We are confident that, in light of the experience of the American colonists with the abuses of the British Crown, the Framers of our Constitution would have disapproved of the arrest, detention, and harsh confinement of a United States citizen as a “material witness” under the circumstances, and for the immediate purpose alleged, in al-Kidd’s complaint. Sadly, however, even now, more than 217 years after the ratification of the Fourth Amendment to the Constitution, some confidently assert that the government has the power to arrest and detain or restrict American citizens for months on end, in sometimes primitive conditions, not because there is evidence that they have committed a crime, but merely because the government wishes to investigate them for possible wrongdoing, or to prevent them from having contact with others in the outside world. We find this to be repugnant to the Constitution, and a painful reminder of some of the most ignominious chapters of our national history.

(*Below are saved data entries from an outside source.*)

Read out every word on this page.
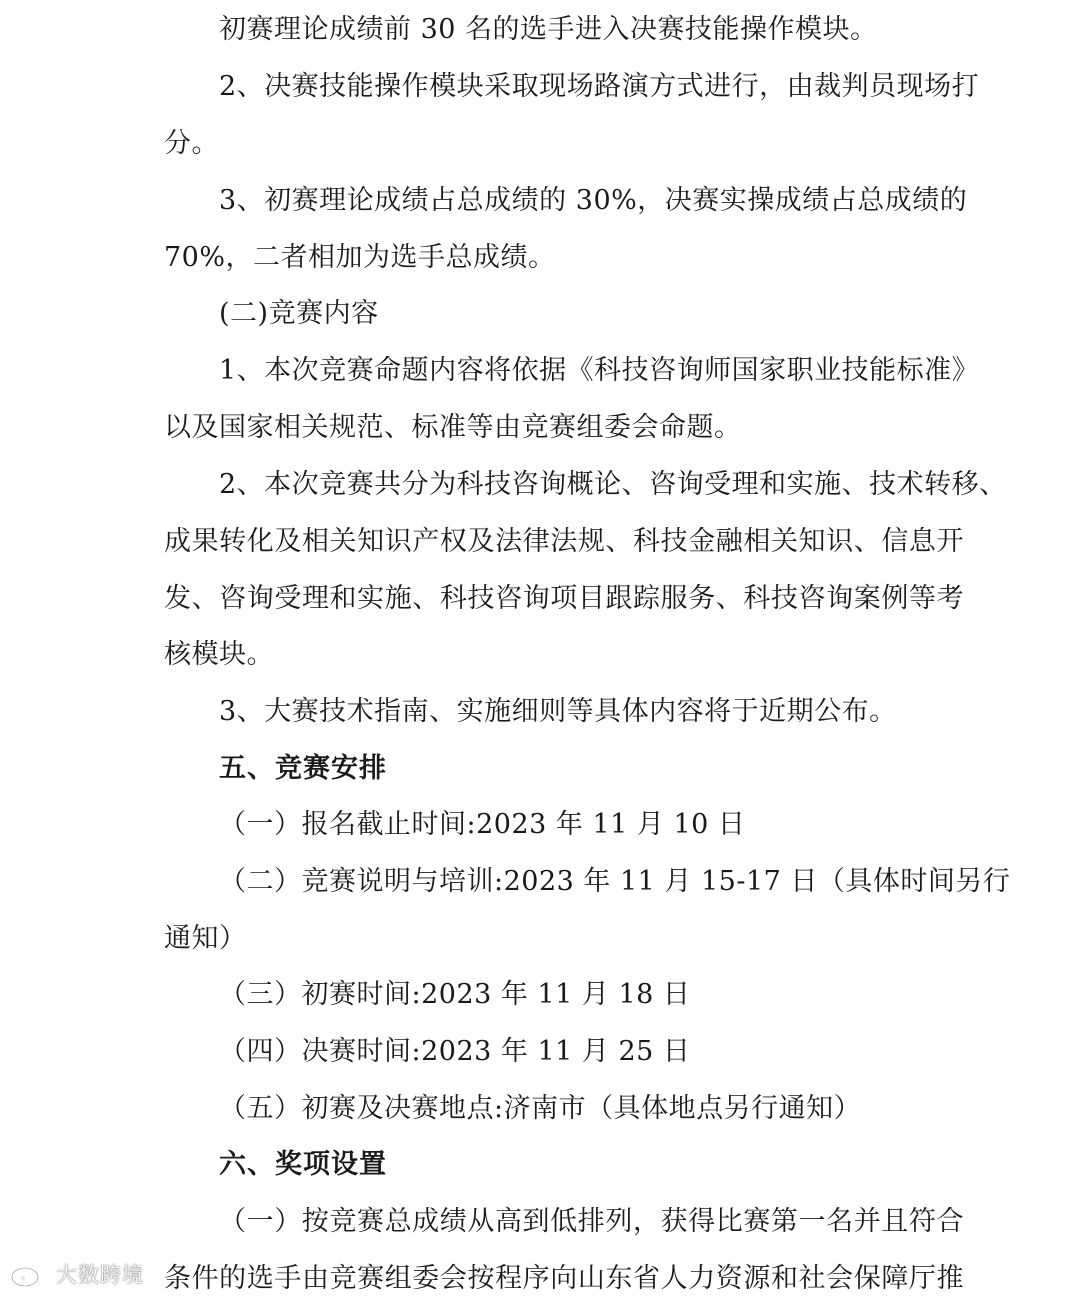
初赛理论成绩前 30 名的选手进入决赛技能操作模块。
2、决赛技能操作模块采取现场路演方式进行，由裁判员现场打
分。
3、初赛理论成绩占总成绩的 30%，决赛实操成绩占总成绩的
70%，二者相加为选手总成绩。
(二)竞赛内容
1、本次竞赛命题内容将依据《科技咨询师国家职业技能标准》
以及国家相关规范、标准等由竞赛组委会命题。
2、本次竞赛共分为科技咨询概论、咨询受理和实施、技术转移、
成果转化及相关知识产权及法律法规、科技金融相关知识、信息开
发、咨询受理和实施、科技咨询项目跟踪服务、科技咨询案例等考
核模块。
3、大赛技术指南、实施细则等具体内容将于近期公布。
五、竞赛安排
（一）报名截止时间:2023 年 11 月 10 日
（二）竞赛说明与培训:2023 年 11 月 15-17 日（具体时间另行
通知）
（三）初赛时间:2023 年 11 月 18 日
（四）决赛时间:2023 年 11 月 25 日
（五）初赛及决赛地点:济南市（具体地点另行通知）
六、奖项设置
（一）按竞赛总成绩从高到低排列，获得比赛第一名并且符合
条件的选手由竞赛组委会按程序向山东省人力资源和社会保障厅推
大数跨境
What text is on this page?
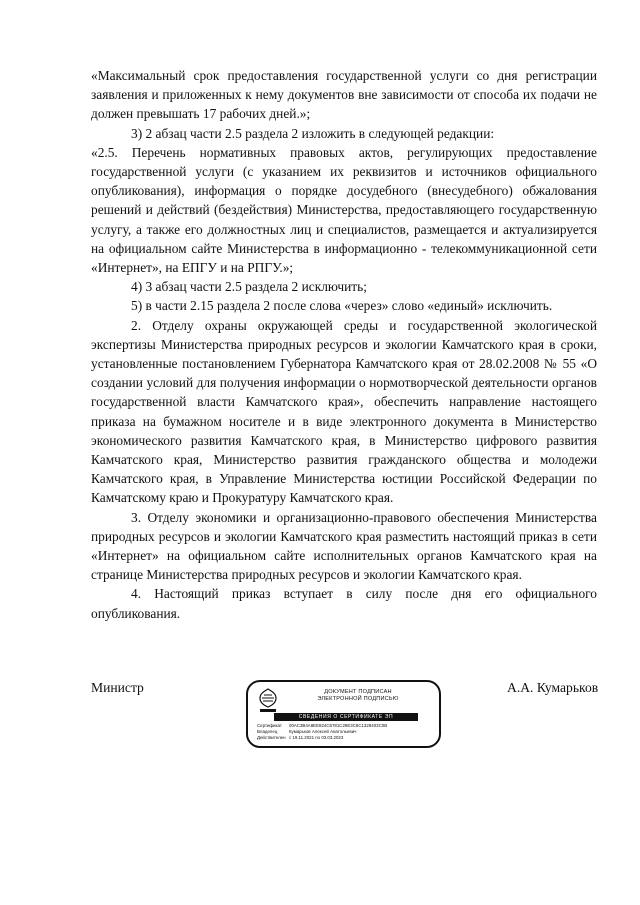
«Максимальный срок предоставления государственной услуги со дня регистрации заявления и приложенных к нему документов вне зависимости от способа их подачи не должен превышать 17 рабочих дней.»;

3) 2 абзац части 2.5 раздела 2 изложить в следующей редакции:

«2.5. Перечень нормативных правовых актов, регулирующих предоставление государственной услуги (с указанием их реквизитов и источников официального опубликования), информация о порядке досудебного (внесудебного) обжалования решений и действий (бездействия) Министерства, предоставляющего государственную услугу, а также его должностных лиц и специалистов, размещается и актуализируется на официальном сайте Министерства в информационно - телекоммуникационной сети «Интернет», на ЕПГУ и на РПГУ.»;

4) 3 абзац части 2.5 раздела 2 исключить;

5) в части 2.15 раздела 2 после слова «через» слово «единый» исключить.

2. Отделу охраны окружающей среды и государственной экологической экспертизы Министерства природных ресурсов и экологии Камчатского края в сроки, установленные постановлением Губернатора Камчатского края от 28.02.2008 № 55 «О создании условий для получения информации о нормотворческой деятельности органов государственной власти Камчатского края», обеспечить направление настоящего приказа на бумажном носителе и в виде электронного документа в Министерство экономического развития Камчатского края, в Министерство цифрового развития Камчатского края, Министерство развития гражданского общества и молодежи Камчатского края, в Управление Министерства юстиции Российской Федерации по Камчатскому краю и Прокуратуру Камчатского края.

3. Отделу экономики и организационно-правового обеспечения Министерства природных ресурсов и экологии Камчатского края разместить настоящий приказ в сети «Интернет» на официальном сайте исполнительных органов Камчатского края на странице Министерства природных ресурсов и экологии Камчатского края.

4. Настоящий приказ вступает в силу после дня его официального опубликования.

Министр	ДОКУМЕНТ ПОДПИСАН
ЭЛЕКТРОННОЙ ПОДПИСЬЮ
СВЕДЕНИЯ О СЕРТИФИКАТЕ ЭП
Сертификат	00AC3B4A8EE824C6781C29E3C8C1328403C0B
Владелец	Кумарьков Алексей Анатольевич
Действителен с 19.11.2021 по 03.03.2023
А.А. Кумарьков
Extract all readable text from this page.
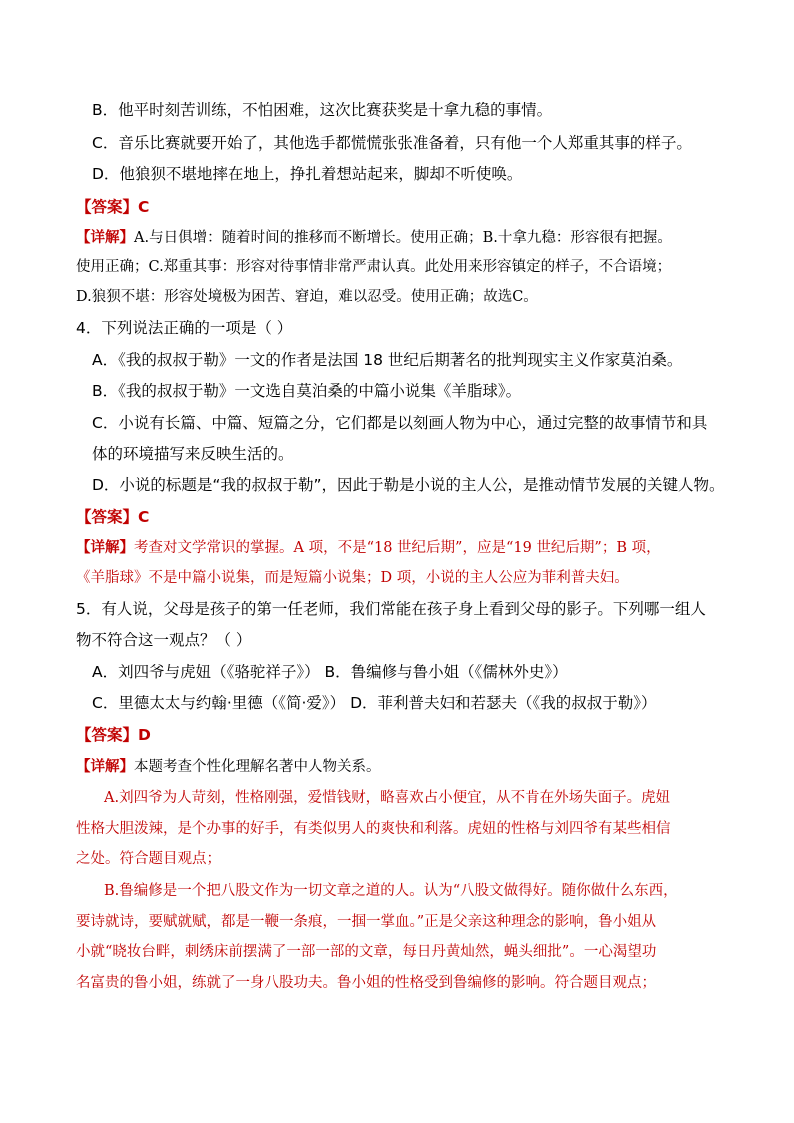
B．他平时刻苦训练，不怕困难，这次比赛获奖是十拿九稳的事情。
C．音乐比赛就要开始了，其他选手都慌慌张张准备着，只有他一个人郑重其事的样子。
D．他狼狈不堪地摔在地上，挣扎着想站起来，脚却不听使唤。
【答案】C
【详解】A.与日俱增：随着时间的推移而不断增长。使用正确；B.十拿九稳：形容很有把握。
使用正确；C.郑重其事：形容对待事情非常严肃认真。此处用来形容镇定的样子，不合语境；
D.狼狈不堪：形容处境极为困苦、窘迫，难以忍受。使用正确；故选C。
4．下列说法正确的一项是（ ）
A．《我的叔叔于勒》一文的作者是法国 18 世纪后期著名的批判现实主义作家莫泊桑。
B．《我的叔叔于勒》一文选自莫泊桑的中篇小说集《羊脂球》。
C．小说有长篇、中篇、短篇之分，它们都是以刻画人物为中心，通过完整的故事情节和具
体的环境描写来反映生活的。
D．小说的标题是“我的叔叔于勒”，因此于勒是小说的主人公，是推动情节发展的关键人物。
【答案】C
【详解】考查对文学常识的掌握。A 项，不是“18 世纪后期”，应是“19 世纪后期”；B 项，
《羊脂球》不是中篇小说集，而是短篇小说集；D 项，小说的主人公应为菲利普夫妇。
5．有人说，父母是孩子的第一任老师，我们常能在孩子身上看到父母的影子。下列哪一组人
物不符合这一观点？（ ）
A．刘四爷与虎妞（《骆驼祥子》） B．鲁编修与鲁小姐（《儒林外史》）
C．里德太太与约翰·里德（《简·爱》） D．菲利普夫妇和若瑟夫（《我的叔叔于勒》）
【答案】D
【详解】本题考查个性化理解名著中人物关系。
A.刘四爷为人苛刻，性格刚强，爱惜钱财，略喜欢占小便宜，从不肯在外场失面子。虎妞
性格大胆泼辣，是个办事的好手，有类似男人的爽快和利落。虎妞的性格与刘四爷有某些相信
之处。符合题目观点；
B.鲁编修是一个把八股文作为一切文章之道的人。认为“八股文做得好。随你做什么东西，
要诗就诗，要赋就赋，都是一鞭一条痕，一掴一掌血。”正是父亲这种理念的影响，鲁小姐从
小就“晓妆台畔，刺绣床前摆满了一部一部的文章，每日丹黄灿然，蝇头细批”。一心渴望功
名富贵的鲁小姐，练就了一身八股功夫。鲁小姐的性格受到鲁编修的影响。符合题目观点；
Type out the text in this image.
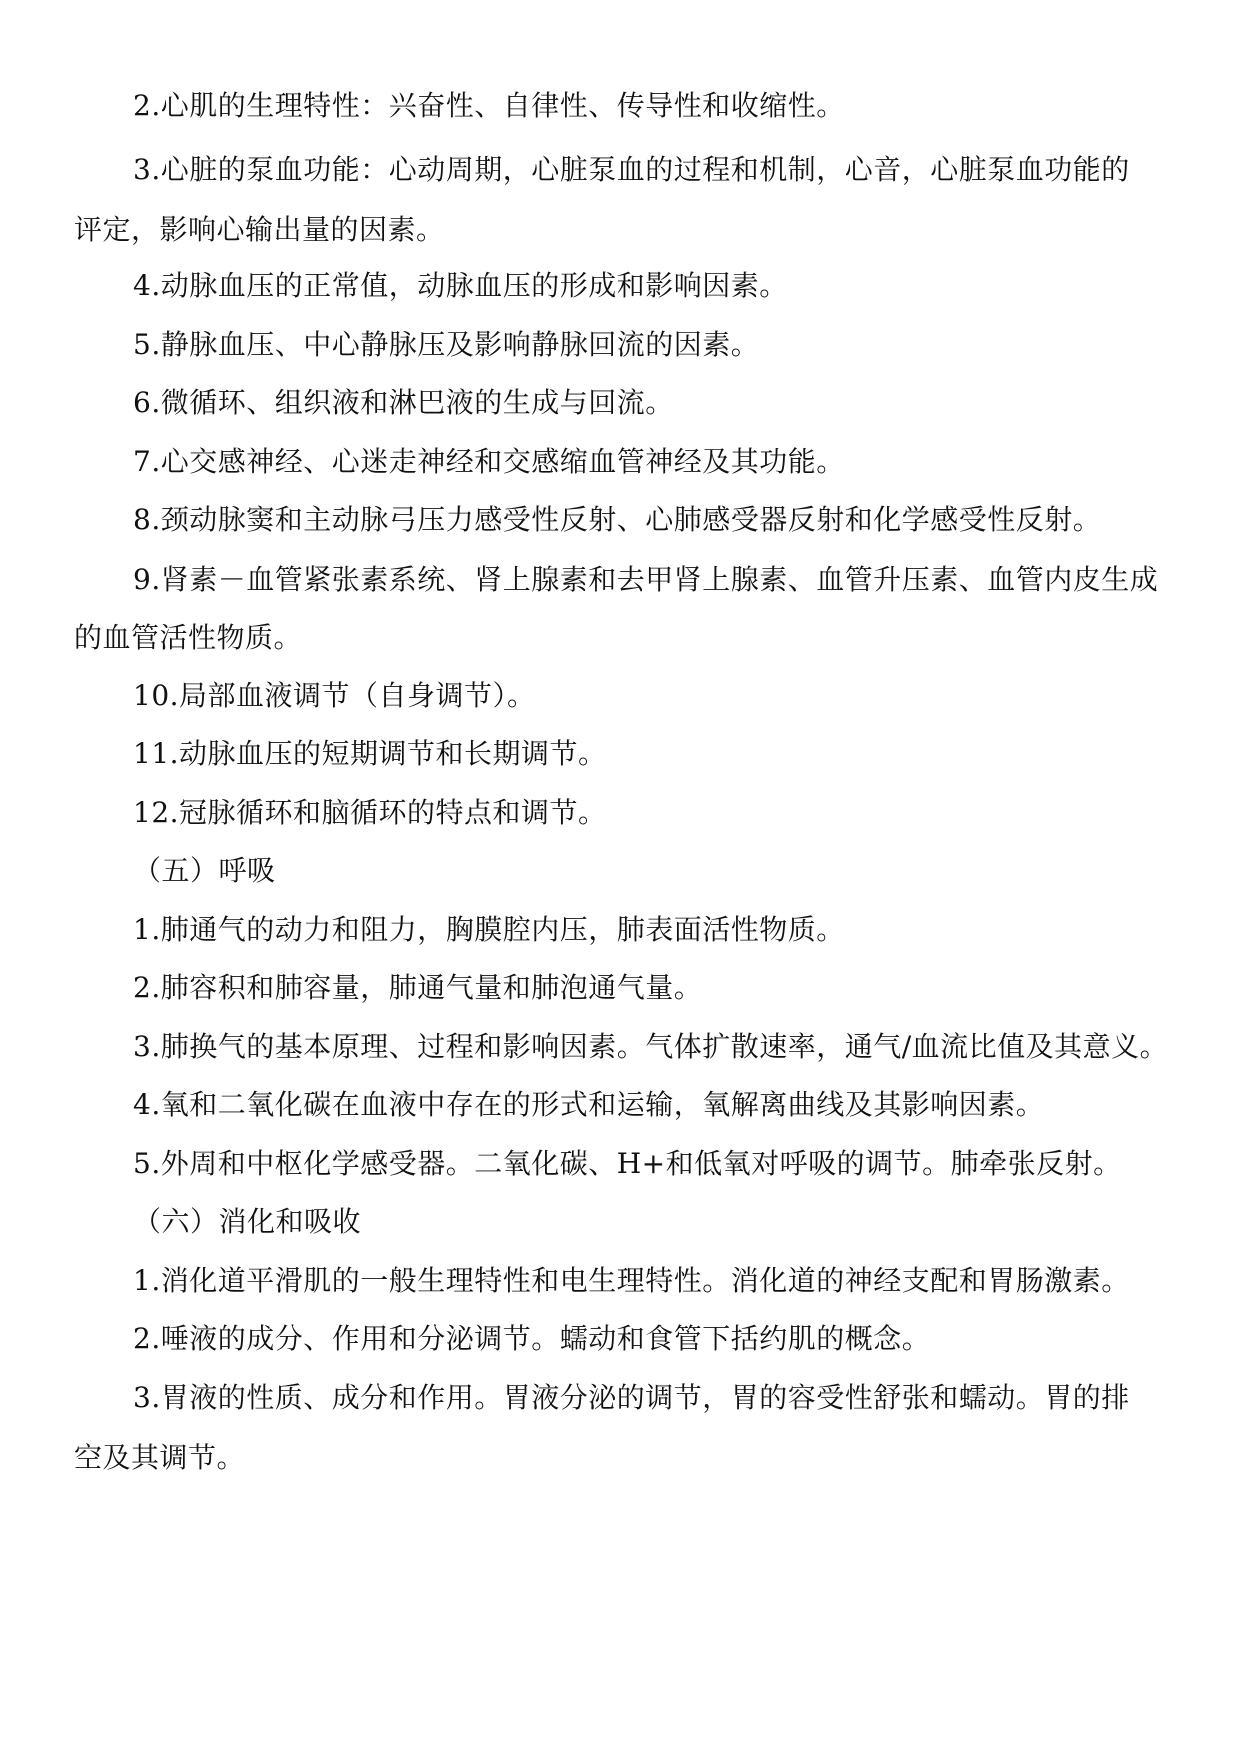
2.心肌的生理特性：兴奋性、自律性、传导性和收缩性。
3.心脏的泵血功能：心动周期，心脏泵血的过程和机制，心音，心脏泵血功能的
评定，影响心输出量的因素。
4.动脉血压的正常值，动脉血压的形成和影响因素。
5.静脉血压、中心静脉压及影响静脉回流的因素。
6.微循环、组织液和淋巴液的生成与回流。
7.心交感神经、心迷走神经和交感缩血管神经及其功能。
8.颈动脉窦和主动脉弓压力感受性反射、心肺感受器反射和化学感受性反射。
9.肾素－血管紧张素系统、肾上腺素和去甲肾上腺素、血管升压素、血管内皮生成
的血管活性物质。
10.局部血液调节（自身调节）。
11.动脉血压的短期调节和长期调节。
12.冠脉循环和脑循环的特点和调节。
（五）呼吸
1.肺通气的动力和阻力，胸膜腔内压，肺表面活性物质。
2.肺容积和肺容量，肺通气量和肺泡通气量。
3.肺换气的基本原理、过程和影响因素。气体扩散速率，通气/血流比值及其意义。
4.氧和二氧化碳在血液中存在的形式和运输，氧解离曲线及其影响因素。
5.外周和中枢化学感受器。二氧化碳、H+和低氧对呼吸的调节。肺牵张反射。
（六）消化和吸收
1.消化道平滑肌的一般生理特性和电生理特性。消化道的神经支配和胃肠激素。
2.唾液的成分、作用和分泌调节。蠕动和食管下括约肌的概念。
3.胃液的性质、成分和作用。胃液分泌的调节，胃的容受性舒张和蠕动。胃的排
空及其调节。
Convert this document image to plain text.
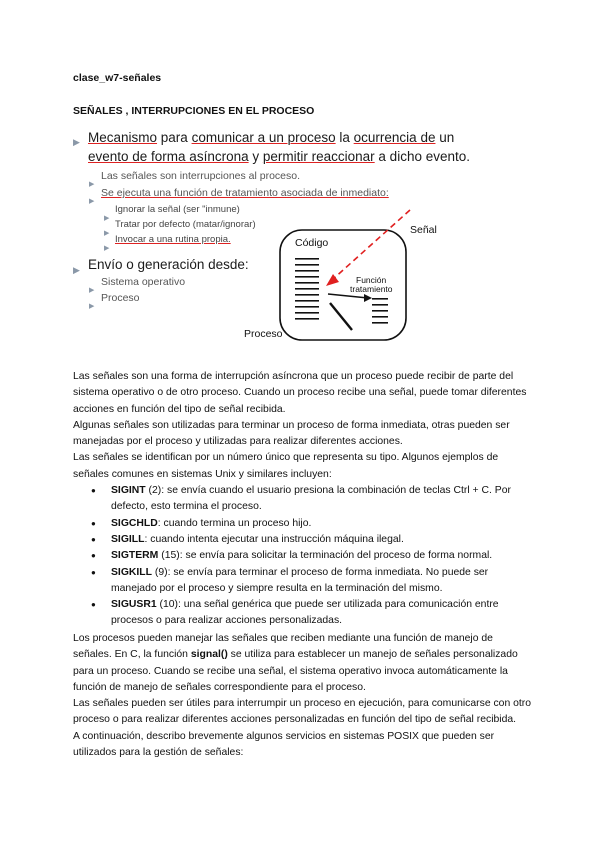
clase_w7-señales
SEÑALES , INTERRUPCIONES EN EL PROCESO
▶ Mecanismo para comunicar a un proceso la ocurrencia de un
evento de forma asíncrona y permitir reaccionar a dicho evento.
▶
Las señales son interrupciones al proceso.
▶
Se ejecuta una función de tratamiento asociada de inmediato:
▶
Ignorar la señal (ser "inmune)
▶
Tratar por defecto (matar/ignorar)
▶
Invocar a una rutina propia.
▶ Envío o generación desde:
▶
Sistema operativo
▶
Proceso
Código
Señal
Función
tratamiento
Proceso

Las señales son una forma de interrupción asíncrona que un proceso puede recibir de parte del sistema operativo o de otro proceso. Cuando un proceso recibe una señal, puede tomar diferentes acciones en función del tipo de señal recibida.

Algunas señales son utilizadas para terminar un proceso de forma inmediata, otras pueden ser manejadas por el proceso y utilizadas para realizar diferentes acciones.

Las señales se identifican por un número único que representa su tipo. Algunos ejemplos de señales comunes en sistemas Unix y similares incluyen:

● SIGINT (2): se envía cuando el usuario presiona la combinación de teclas Ctrl + C. Por defecto, esto termina el proceso.
● SIGCHLD: cuando termina un proceso hijo.
● SIGILL: cuando intenta ejecutar una instrucción máquina ilegal.
● SIGTERM (15): se envía para solicitar la terminación del proceso de forma normal.
● SIGKILL (9): se envía para terminar el proceso de forma inmediata. No puede ser manejado por el proceso y siempre resulta en la terminación del mismo.
● SIGUSR1 (10): una señal genérica que puede ser utilizada para comunicación entre procesos o para realizar acciones personalizadas.

Los procesos pueden manejar las señales que reciben mediante una función de manejo de señales. En C, la función signal() se utiliza para establecer un manejo de señales personalizado para un proceso. Cuando se recibe una señal, el sistema operativo invoca automáticamente la función de manejo de señales correspondiente para el proceso.

Las señales pueden ser útiles para interrumpir un proceso en ejecución, para comunicarse con otro proceso o para realizar diferentes acciones personalizadas en función del tipo de señal recibida.

A continuación, describo brevemente algunos servicios en sistemas POSIX que pueden ser utilizados para la gestión de señales:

As a result, John Ashcroft may face personal liability. Interestingly, two of the judges on the panel were appointed by George W. Bush, and the third by Ronald Reagan. It is unlikely these judges are insensitive to the claims of the government. Full text of the decision, al-Kidd v. Ashcroft, is here and it graphically outlines the lack of due process and undue harassment under an organized federal program.

The wheels of justice move slowly, but there are hopeful signs that constitutional sanity is returning.

NYT: Comprehensive investigation of torture needed

The New York Times calls for a full investigation of torture programs conducted by the Bush administration, under the guidance of Dick Cheney.

In Mr. Cheney’s view, it is not just those who followed orders and stuck to the interrogation rules set down by President George Bush’s Justice Department who should be sheltered from accountability. He said he also had no problem with those who disobeyed their orders and exceeded the guidelines.

It’s easy to understand Mr. Cheney’s aversion to the investigation that Attorney General Eric Holder ordered last week. On Fox, Mr. Cheney said it was hard to imagine it stopping with the interrogators. He’s right.

The government owes Americans a full investigation into the orders to approve torture, abuse and illegal, secret detention, as well as the twisted legal briefs that justified those policies. Congress and the White House also need to look into illegal wiretapping and the practice of sending prisoners to other countries to be tortured.